AN IMPORTANT FINAL WORD
Forty years ago, Herbert Simon offered us what has become a famous learning proposition. In Skill in Chess, Simon wrote, “There are no instant experts in chess.” No chess player on record “has ever reached the grandmaster level with less than a decade’s worth of intense preoccupation with the game.” Simon continued, " We estimate, very roughly, that a grandmaster must spend 10,000 to 50,000 hours staring at chess positions if they’re going to reach the grandmaster level."
Simon’s assertion has, over time, been both validated and pared down. His assertion that “There are no instant experts in chess…” has been reframed so extensively that today it reads, “It takes 10,000 hours of deliberate practice for any individual to become world class in any field.” Today, we know how and why Simon’s insights apply not only to chess masters in the making but also to those of us who are interested in developing new personal and professional competencies and skills. Simon’s insights about chess were early hints that there is such a thing as Back End learning skills
In 1984, David Kolb published, Experiential Learning: Experience as the Source of Learning and Development. In this book, Kolb described a four-phased learning process that identified the specific Back End steps you must take to implement the kind of experience-based learning processes that Simon had hinted at in Skill in Chess. These Back End learning skills are the ones, Kolb said, that are essential if you want to advance your skill-building efforts in the face of the 21st Century’s newest, most complex challenges and opportunities.

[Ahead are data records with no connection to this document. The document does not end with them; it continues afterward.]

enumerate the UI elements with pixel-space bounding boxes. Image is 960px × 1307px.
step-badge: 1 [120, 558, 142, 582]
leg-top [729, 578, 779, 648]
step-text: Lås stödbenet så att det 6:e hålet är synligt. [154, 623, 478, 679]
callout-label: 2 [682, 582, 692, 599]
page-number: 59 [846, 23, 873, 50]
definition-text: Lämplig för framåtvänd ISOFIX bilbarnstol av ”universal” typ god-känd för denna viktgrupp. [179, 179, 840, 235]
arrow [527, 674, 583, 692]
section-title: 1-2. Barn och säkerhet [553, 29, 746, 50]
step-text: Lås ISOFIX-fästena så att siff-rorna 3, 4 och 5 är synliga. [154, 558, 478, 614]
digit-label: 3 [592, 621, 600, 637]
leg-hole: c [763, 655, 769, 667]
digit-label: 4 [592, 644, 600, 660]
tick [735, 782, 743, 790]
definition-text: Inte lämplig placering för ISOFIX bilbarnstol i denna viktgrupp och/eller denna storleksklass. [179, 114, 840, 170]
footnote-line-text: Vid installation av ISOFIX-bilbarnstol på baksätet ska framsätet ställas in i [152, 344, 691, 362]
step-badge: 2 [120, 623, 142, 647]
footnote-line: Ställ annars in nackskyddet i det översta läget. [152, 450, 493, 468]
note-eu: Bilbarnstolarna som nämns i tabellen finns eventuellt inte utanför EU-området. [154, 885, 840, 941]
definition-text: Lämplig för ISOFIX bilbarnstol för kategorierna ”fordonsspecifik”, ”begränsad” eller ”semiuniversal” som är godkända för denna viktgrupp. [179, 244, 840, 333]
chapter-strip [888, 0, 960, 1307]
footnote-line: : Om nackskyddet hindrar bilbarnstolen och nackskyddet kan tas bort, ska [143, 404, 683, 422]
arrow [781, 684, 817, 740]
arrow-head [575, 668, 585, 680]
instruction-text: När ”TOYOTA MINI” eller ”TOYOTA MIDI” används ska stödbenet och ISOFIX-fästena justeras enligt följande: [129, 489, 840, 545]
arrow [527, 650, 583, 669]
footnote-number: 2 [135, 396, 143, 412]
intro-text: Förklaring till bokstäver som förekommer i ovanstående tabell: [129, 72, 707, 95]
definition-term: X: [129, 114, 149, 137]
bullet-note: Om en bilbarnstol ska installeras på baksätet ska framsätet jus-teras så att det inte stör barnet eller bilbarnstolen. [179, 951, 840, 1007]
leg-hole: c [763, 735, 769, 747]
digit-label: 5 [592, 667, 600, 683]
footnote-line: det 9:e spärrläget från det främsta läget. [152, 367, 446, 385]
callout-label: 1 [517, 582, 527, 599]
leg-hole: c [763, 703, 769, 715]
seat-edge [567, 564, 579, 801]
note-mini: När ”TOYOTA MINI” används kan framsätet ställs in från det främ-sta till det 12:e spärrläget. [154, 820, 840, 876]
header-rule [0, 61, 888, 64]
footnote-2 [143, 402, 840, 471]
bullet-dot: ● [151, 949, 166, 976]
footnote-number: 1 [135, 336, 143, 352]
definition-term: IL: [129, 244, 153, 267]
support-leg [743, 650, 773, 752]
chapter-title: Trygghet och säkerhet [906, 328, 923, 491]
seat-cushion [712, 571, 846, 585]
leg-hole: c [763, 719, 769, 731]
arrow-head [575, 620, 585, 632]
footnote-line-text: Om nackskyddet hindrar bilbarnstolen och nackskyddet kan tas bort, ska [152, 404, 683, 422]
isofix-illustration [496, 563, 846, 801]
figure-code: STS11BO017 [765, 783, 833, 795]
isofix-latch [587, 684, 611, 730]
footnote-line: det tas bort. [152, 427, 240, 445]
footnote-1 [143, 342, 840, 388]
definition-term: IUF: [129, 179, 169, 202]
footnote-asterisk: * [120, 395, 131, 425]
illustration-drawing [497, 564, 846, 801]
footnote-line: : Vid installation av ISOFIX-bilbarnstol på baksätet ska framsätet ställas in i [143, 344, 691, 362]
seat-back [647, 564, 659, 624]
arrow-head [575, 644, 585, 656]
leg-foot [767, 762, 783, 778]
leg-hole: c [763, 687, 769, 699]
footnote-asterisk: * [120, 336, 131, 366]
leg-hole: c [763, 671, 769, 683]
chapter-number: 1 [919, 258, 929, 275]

In 2016, K. Anders Ericsson published, Peak: Secrets from the New Science of Expertise. In this book, Ericsson confirmed that, for most adults, mastering a complex set of new skills does in fact take 10,000+ hours. Ericsson’s insights about deliberate practice — along with Simon’s discoveries about focused attention, Kolb’s insights about experiential learning, and Mezirow’s propositions about transformational learning — show us how to accelerate the pace and effectiveness of an individual’s Back End learning efforts. In fact, the effective integration of Simon, Ericsson, Kegan, and Mezirow into one developmental program seems to dramatically reduce the time it takes for an adult learner to successfully translate their formal Front End educational efforts into Back End experiential learning experiments that let them master complex new skills in much fewer than the 10,000 hours that Simon proscribed.
All together, what we know about focused attention, deliberate practice, experiential learning, and transformative learning shows us that these four elements, when integrated, can create a comprehensive and flexible self-directed approach to learning. And that this approach can be tailored in specific ways that make it easy for you to implement valid Back End experiments that complement any Front End educational accomplishments you already own, as well as any new Front End educational effort you may be contemplating.
Finally, let me say that this blog is just the first in what I believe will be a series of four short articles that explore the ways in which formal Front End educational efforts can be, and should be, tied to relevant Back End experiential and transformational learning programs. Intense, emotionally charged educational programs plus trust-based, self-directed learning efforts are the equation that lets you translate all your learning efforts into successful personal or professional development, especially when these two components are well designed, fully integrated, and appropriately supported. The next articles I publish will be all about many of the issues and ideas central to these kinds of learning efforts.